While this only measures the offense, there is another interesting note with regards to consistency. While some teams have an offense all over the place, other teams are very consistent, whether good or bad.
- Atlanta had 13 games at or above the league average and only 3 games that were very poor.
- Denver had 13 games at or above the league average, 1 game that was below average, and 2 that were very poor.
- Both GB and Houston had 4 great offensive games, 5 good games and only 3 awful games. They did differ in the middle, where GB had 1 average game and 3 below average games, while Houston had 2 average games and 2 below average games.
- Kansas City was on the wrong end of this, with only 1 great game and 1 average game while the rest were either below average or poor games. They also had 3 games that were non-positive, meaning they failed to register a single net point on offense for the game.
- New England had the most above average games in the NFL with 12 - they had only 2 average, 1 below average and 1 poor offensive games.
- New Orleans and the New York Giants also had the same number of games around the league average or better with 12, but the Giants had 5 great games compared to the Saints 3 and had 5 good games compared to the Saints 4. Both teams had 4 very poor outings on offense.
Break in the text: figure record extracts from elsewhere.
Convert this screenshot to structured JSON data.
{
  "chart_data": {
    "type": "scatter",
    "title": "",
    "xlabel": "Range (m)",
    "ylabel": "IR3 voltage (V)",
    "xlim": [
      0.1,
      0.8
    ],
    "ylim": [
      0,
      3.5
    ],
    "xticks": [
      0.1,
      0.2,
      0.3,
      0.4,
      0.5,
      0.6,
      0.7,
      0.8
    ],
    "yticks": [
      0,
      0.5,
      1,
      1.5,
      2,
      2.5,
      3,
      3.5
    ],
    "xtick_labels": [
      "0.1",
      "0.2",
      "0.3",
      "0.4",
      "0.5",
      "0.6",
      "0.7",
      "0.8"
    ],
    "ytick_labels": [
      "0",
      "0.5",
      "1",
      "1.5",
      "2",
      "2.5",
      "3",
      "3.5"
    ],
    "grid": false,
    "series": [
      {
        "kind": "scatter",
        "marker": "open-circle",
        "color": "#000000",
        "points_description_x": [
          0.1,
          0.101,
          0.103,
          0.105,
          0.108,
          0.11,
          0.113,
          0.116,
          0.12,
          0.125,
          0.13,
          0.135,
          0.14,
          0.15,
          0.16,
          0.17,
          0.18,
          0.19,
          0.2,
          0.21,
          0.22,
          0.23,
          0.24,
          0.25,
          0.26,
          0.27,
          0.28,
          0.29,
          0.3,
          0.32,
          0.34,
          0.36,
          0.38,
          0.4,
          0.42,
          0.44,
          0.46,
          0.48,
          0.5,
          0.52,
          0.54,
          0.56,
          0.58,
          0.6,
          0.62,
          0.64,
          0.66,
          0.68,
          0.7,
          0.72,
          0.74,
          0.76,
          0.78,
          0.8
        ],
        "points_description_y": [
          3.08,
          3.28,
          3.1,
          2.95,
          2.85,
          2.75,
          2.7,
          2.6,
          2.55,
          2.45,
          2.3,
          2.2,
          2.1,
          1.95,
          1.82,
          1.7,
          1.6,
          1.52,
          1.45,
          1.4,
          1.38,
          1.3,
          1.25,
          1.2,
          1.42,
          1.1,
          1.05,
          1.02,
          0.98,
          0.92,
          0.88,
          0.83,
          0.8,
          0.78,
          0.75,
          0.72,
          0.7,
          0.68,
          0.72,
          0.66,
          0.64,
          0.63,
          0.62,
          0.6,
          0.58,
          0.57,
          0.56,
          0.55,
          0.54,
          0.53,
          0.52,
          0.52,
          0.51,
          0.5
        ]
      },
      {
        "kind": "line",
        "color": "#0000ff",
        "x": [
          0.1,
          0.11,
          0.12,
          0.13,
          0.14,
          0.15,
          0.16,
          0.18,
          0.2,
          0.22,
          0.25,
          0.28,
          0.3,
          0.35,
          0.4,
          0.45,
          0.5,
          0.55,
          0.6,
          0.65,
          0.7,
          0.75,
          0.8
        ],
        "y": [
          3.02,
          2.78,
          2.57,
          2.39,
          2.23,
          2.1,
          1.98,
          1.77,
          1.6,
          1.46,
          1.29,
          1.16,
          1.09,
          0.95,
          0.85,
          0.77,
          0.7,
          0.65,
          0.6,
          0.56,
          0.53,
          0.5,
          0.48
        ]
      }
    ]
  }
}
- Tennessee only managed 2 great games and 1 good game, while the other 13 games were either below average (4) or very poor (9).
- Dallas, Detroit and Philadelphia were the only teams to not have a great game on offense (90 Yards/TD or less)
What makes this stat better than almost any stat in football is its correlation to winning games. After looking at the offensive efficiency chart for each teams, it becomes abundantly clear that many teams struggle to field offenses that can compete while others play extremely well no matter who the opponent is each week.
This comes down to leadership. While some organizations are fundamentally sound because of good coaching and quarterbacking, others are a revolving door with no answer. The next two stats in this correlation study have to do with quarterbacks. The first is Yards/Attempt, which includes rushing totals and sacks. The last one involves the QBR stat for this site.
The goal here is to illustrate how efficiency is far greater than volume numbers. While it is never a bad thing to gain a lot of yards, in the end, it is the points scored that determines who wins and loses. The teams with the greater efficiency tend to win much more frequently and these stats are able to indicate that success while others do not.